Uma expressão dessa realidade reside na teoria não igualitária hobbesiana, que parte da constatação de que “no estado de natureza, há a igualdade de direito e o homem pode fazer o que lhe aprouver”, como mostra Costa (2010, p. 222). Nela a finalidade suprema dos homens que vivem em sociedade é exclusivamente a paz social e não a maior igualdade entre os homens. Ocorre, ao contrário, uma renúncia a essa condição natural mediante uma linha demarcatória entre os que devem mandar e o que têm apenas o direito de obedecer.

Em outro contexto, a teoria igualitária marxista também irá renunciar às formas mais ingênuas de socialismo calcadas nos pressupostos naturalistas. Nesse caso, percebe-se que a proposta de valor de seu igualitarismo não decorre do fato de os homens nascerem ou serem por natureza iguais, mas de um juízo de valor de que a desigualdade que se observa na realidade concreta, dividida entre classes antagônicas, se constitui em um mal por excelência (BOBBIO, 1996).

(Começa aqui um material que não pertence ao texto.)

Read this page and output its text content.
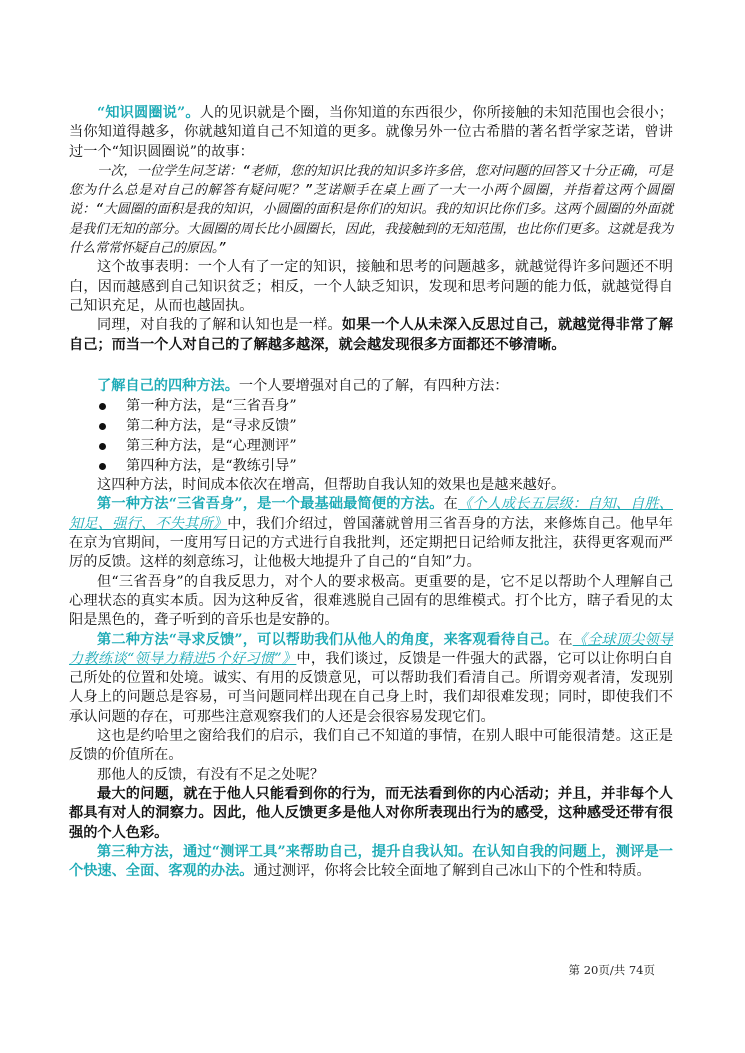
“知识圆圈说”。人的见识就是个圈，当你知道的东西很少，你所接触的未知范围也会很小；当你知道得越多，你就越知道自己不知道的更多。就像另外一位古希腊的著名哲学家芝诺，曾讲过一个“知识圆圈说”的故事：

一次，一位学生问芝诺：“老师，您的知识比我的知识多许多倍，您对问题的回答又十分正确，可是您为什么总是对自己的解答有疑问呢？”芝诺顺手在桌上画了一大一小两个圆圈，并指着这两个圆圈说：“大圆圈的面积是我的知识，小圆圈的面积是你们的知识。我的知识比你们多。这两个圆圈的外面就是我们无知的部分。大圆圈的周长比小圆圈长，因此，我接触到的无知范围，也比你们更多。这就是我为什么常常怀疑自己的原因。”

这个故事表明：一个人有了一定的知识，接触和思考的问题越多，就越觉得许多问题还不明白，因而越感到自己知识贫乏；相反，一个人缺乏知识，发现和思考问题的能力低，就越觉得自己知识充足，从而也越固执。

同理，对自我的了解和认知也是一样。如果一个人从未深入反思过自己，就越觉得非常了解自己；而当一个人对自己的了解越多越深，就会越发现很多方面都还不够清晰。

了解自己的四种方法。一个人要增强对自己的了解，有四种方法：

第一种方法，是“三省吾身”
第二种方法，是“寻求反馈”
第三种方法，是“心理测评”
第四种方法，是“教练引导”

这四种方法，时间成本依次在增高，但帮助自我认知的效果也是越来越好。

第一种方法“三省吾身”，是一个最基础最简便的方法。在《个人成长五层级：自知、自胜、知足、强行、不失其所》中，我们介绍过，曾国藩就曾用三省吾身的方法，来修炼自己。他早年在京为官期间，一度用写日记的方式进行自我批判，还定期把日记给师友批注，获得更客观而严厉的反馈。这样的刻意练习，让他极大地提升了自己的“自知”力。

但“三省吾身”的自我反思力，对个人的要求极高。更重要的是，它不足以帮助个人理解自己心理状态的真实本质。因为这种反省，很难逃脱自己固有的思维模式。打个比方，瞎子看见的太阳是黑色的，聋子听到的音乐也是安静的。

第二种方法“寻求反馈”，可以帮助我们从他人的角度，来客观看待自己。在《全球顶尖领导力教练谈“领导力精进5个好习惯”》中，我们谈过，反馈是一件强大的武器，它可以让你明白自己所处的位置和处境。诚实、有用的反馈意见，可以帮助我们看清自己。所谓旁观者清，发现别人身上的问题总是容易，可当问题同样出现在自己身上时，我们却很难发现；同时，即使我们不承认问题的存在，可那些注意观察我们的人还是会很容易发现它们。

这也是约哈里之窗给我们的启示，我们自己不知道的事情，在别人眼中可能很清楚。这正是反馈的价值所在。

那他人的反馈，有没有不足之处呢？

最大的问题，就在于他人只能看到你的行为，而无法看到你的内心活动；并且，并非每个人都具有对人的洞察力。因此，他人反馈更多是他人对你所表现出行为的感受，这种感受还带有很强的个人色彩。

第三种方法，通过“测评工具”来帮助自己，提升自我认知。在认知自我的问题上，测评是一个快速、全面、客观的办法。通过测评，你将会比较全面地了解到自己冰山下的个性和特质。

第 20页/共 74页
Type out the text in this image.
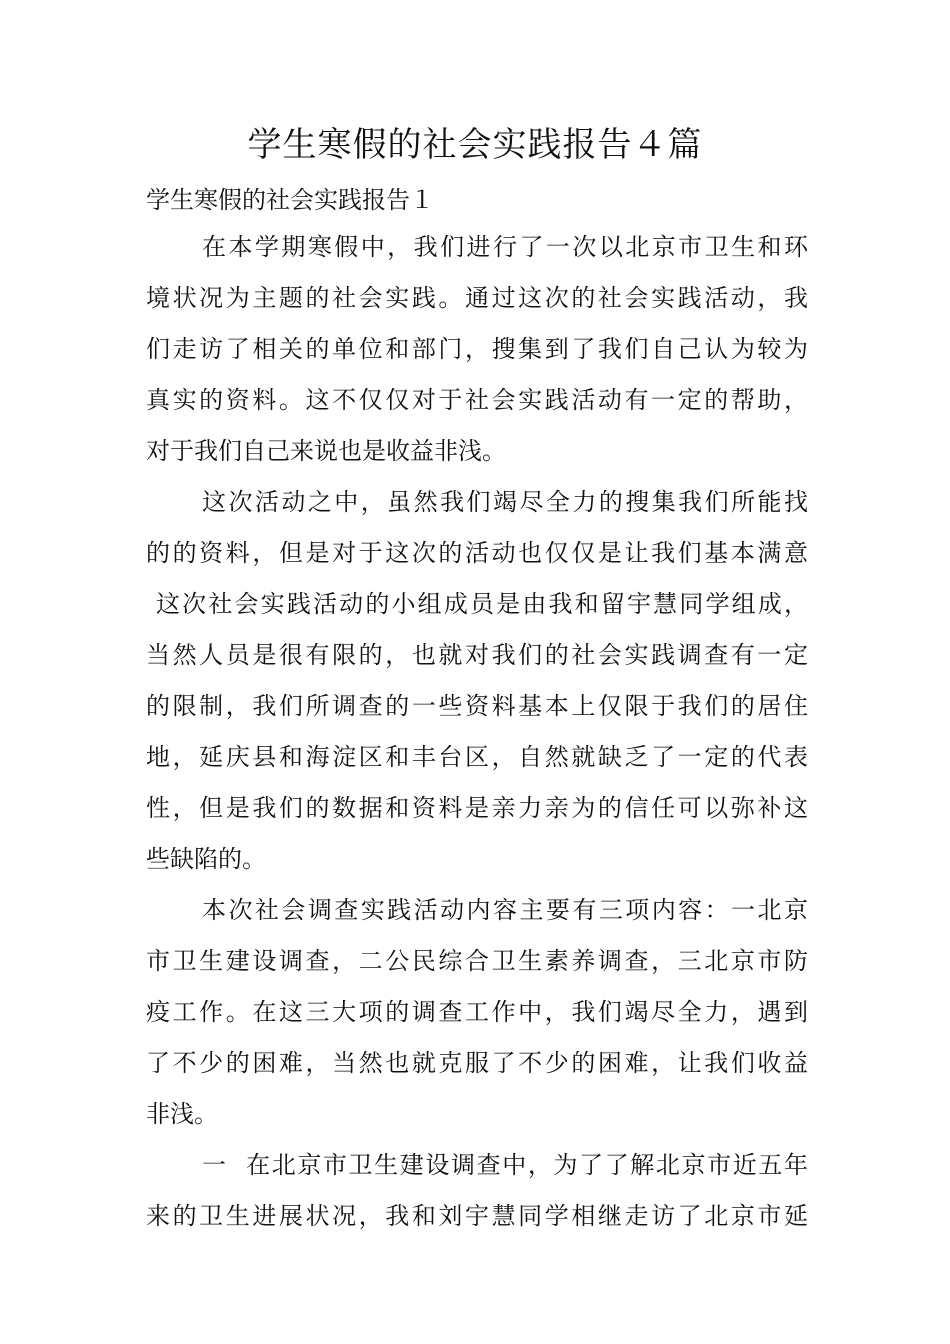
学生寒假的社会实践报告４篇
学生寒假的社会实践报告１
在本学期寒假中，我们进行了一次以北京市卫生和环
境状况为主题的社会实践。通过这次的社会实践活动，我
们走访了相关的单位和部门，搜集到了我们自己认为较为
真实的资料。这不仅仅对于社会实践活动有一定的帮助，
对于我们自己来说也是收益非浅。
这次活动之中，虽然我们竭尽全力的搜集我们所能找
的的资料，但是对于这次的活动也仅仅是让我们基本满意
这次社会实践活动的小组成员是由我和留宇慧同学组成，
当然人员是很有限的，也就对我们的社会实践调查有一定
的限制，我们所调查的一些资料基本上仅限于我们的居住
地，延庆县和海淀区和丰台区，自然就缺乏了一定的代表
性，但是我们的数据和资料是亲力亲为的信任可以弥补这
些缺陷的。
本次社会调查实践活动内容主要有三项内容：一北京
市卫生建设调查，二公民综合卫生素养调查，三北京市防
疫工作。在这三大项的调查工作中，我们竭尽全力，遇到
了不少的困难，当然也就克服了不少的困难，让我们收益
非浅。
一  在北京市卫生建设调查中，为了了解北京市近五年
来的卫生进展状况，我和刘宇慧同学相继走访了北京市延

Sobre a constatação mencionada, Bobbio (1996, p. 39) elabora uma síntese que coloca as teorizações em procedimentos mentais opostos: “para Hobbes os homens são de fato iguais, mas devem ser desiguais; para os teóricos do socialismo científico, os homens foram até agora de fato desiguais, mas devem ser iguais”. Esse é o juízo de valor que caracteriza o princípio fundamental do igualitarismo.

Uma vez aceita a premissa de que as sociedades existentes no mundo capitalista até agora são de fato sociedades desiguais, pode-se considerar que as teorias não igualitárias, que tendem a manter essa condição de estado das coisas, sejam compreendidas como conservadoras. Ao contrário, Bobbio (1996, p. 41) situa que o “igualitarismo torna-se revolucionário quando projeta o salto qualitativo de uma sociedade de desiguais, tal como até agora existiu, para uma futura sociedade de iguais”.

Situada, por um lado, a diversidade de políticas igualitárias e, por outro, as de cunho liberal, nada impede que sínteses teóricas possam ser elaboradas envolvendo práticas e compromissos entre os valores fundamentais da liberdade e da igualdade. O caminho que se pretende trilhar a partir de agora envolve as liberdades substantivas e a igualdade no “superindivíduo”, representado pelos coletivos sociais.